8) No matter how distasteful this might seem, Awlaki is still a U.S. citizen with rights to freedom of speech. Curbing anyone’s freedom of speech—by the government or corporation—is a win for al-Qaeda as Usama bin Ladin and Ayman al-Zawahiri try to force the United States to damage freedoms that define the nation. Awlaki’s hateful speeches are not equivalent to yelling “fire” in a crowded theatre and clearly are protected by the constitution.
9) The vast majority of Awlaki messages and speeches cover basic concepts and day-to-day subjects of Islam such as when to pray and how men should shave to stay within religious-legal parameters. It is therefore possible, that an entire shut down of Awlaki’s speeches would be fodder for extremist messaging trying to prove that Islam is under attack from the West. In short, shutting down Awlaki’s harmless lectures may help to radicalize those susceptible to al-Qaeda’s narrative of Islam under attack.

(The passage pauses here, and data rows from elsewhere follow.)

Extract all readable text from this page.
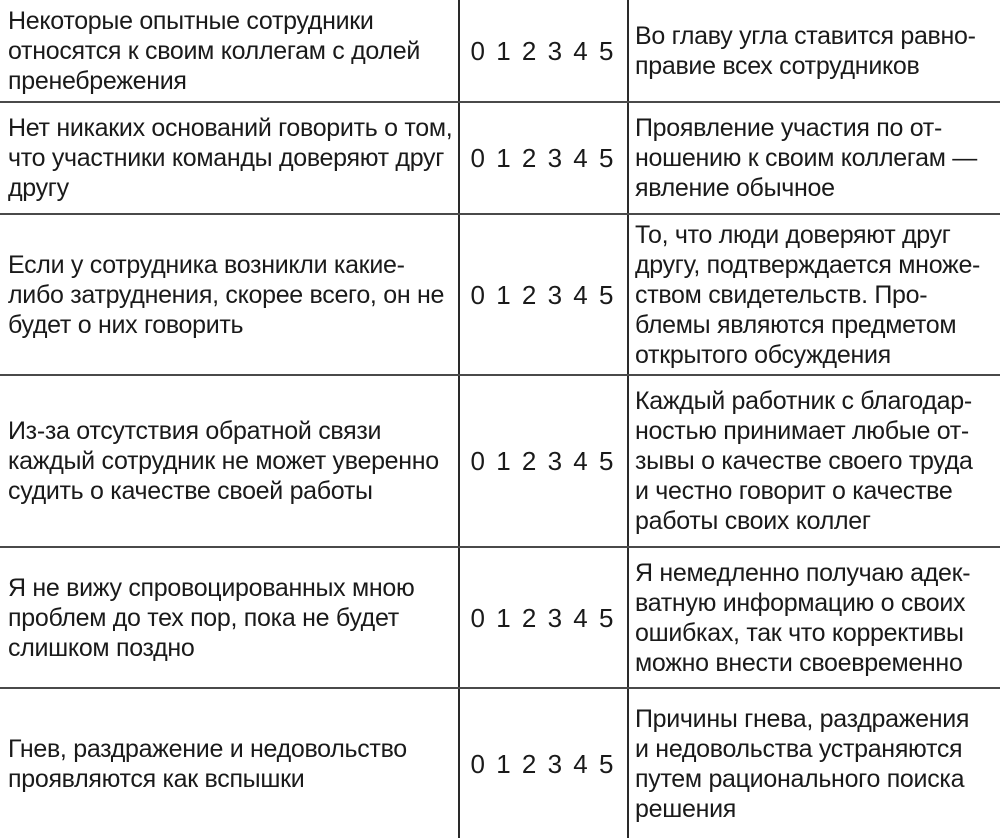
Некоторые опытные сотрудники
относятся к своим коллегам с долей
пренебрежения
0 1 2 3 4 5 Во главу угла ставится равно-
правие всех сотрудников
Нет никаких оснований говорить о том,
что участники команды доверяют друг
другу
0 1 2 3 4 5
Проявление участия по от-
ношению к своим коллегам —
явление обычное
Если у сотрудника возникли какие-
либо затруднения, скорее всего, он не
будет о них говорить
0 1 2 3 4 5
То, что люди доверяют друг
другу, подтверждается множе-
ством свидетельств. Про-
блемы являются предметом
открытого обсуждения
Из-за отсутствия обратной связи
каждый сотрудник не может уверенно
судить о качестве своей работы
0 1 2 3 4 5
Каждый работник с благодар-
ностью принимает любые от-
зывы о качестве своего труда
и честно говорит о качестве
работы своих коллег
Я не вижу спровоцированных мною
проблем до тех пор, пока не будет
слишком поздно
0 1 2 3 4 5
Я немедленно получаю адек-
ватную информацию о своих
ошибках, так что коррективы
можно внести своевременно
Гнев, раздражение и недовольство
проявляются как вспышки	0 1 2 3 4 5
Причины гнева, раздражения
и недовольства устраняются
путем рационального поиска
решения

10) The U.S. government thinking it can shut out any al-Qaeda online messaging shows the United States’ complete lack of understanding of al-Qaeda, its media organs, its messaging, its narrative, its ideology, and strategies that might actually undercut al-Qaeda instead of handing it more recruits. Violent extremists and their supporters have come to expect website shut downs as a reality of day-to-day life. It is only the U.S. government and youtube who think blocking videos will have any effect on radicalisation. Advertising United States’ poor conceptualization of the fight in which it finds itself will embolden al-Qaeda further to seek more sympathizers and recruits. This move will raise the spirits and determination of al-Qaeda.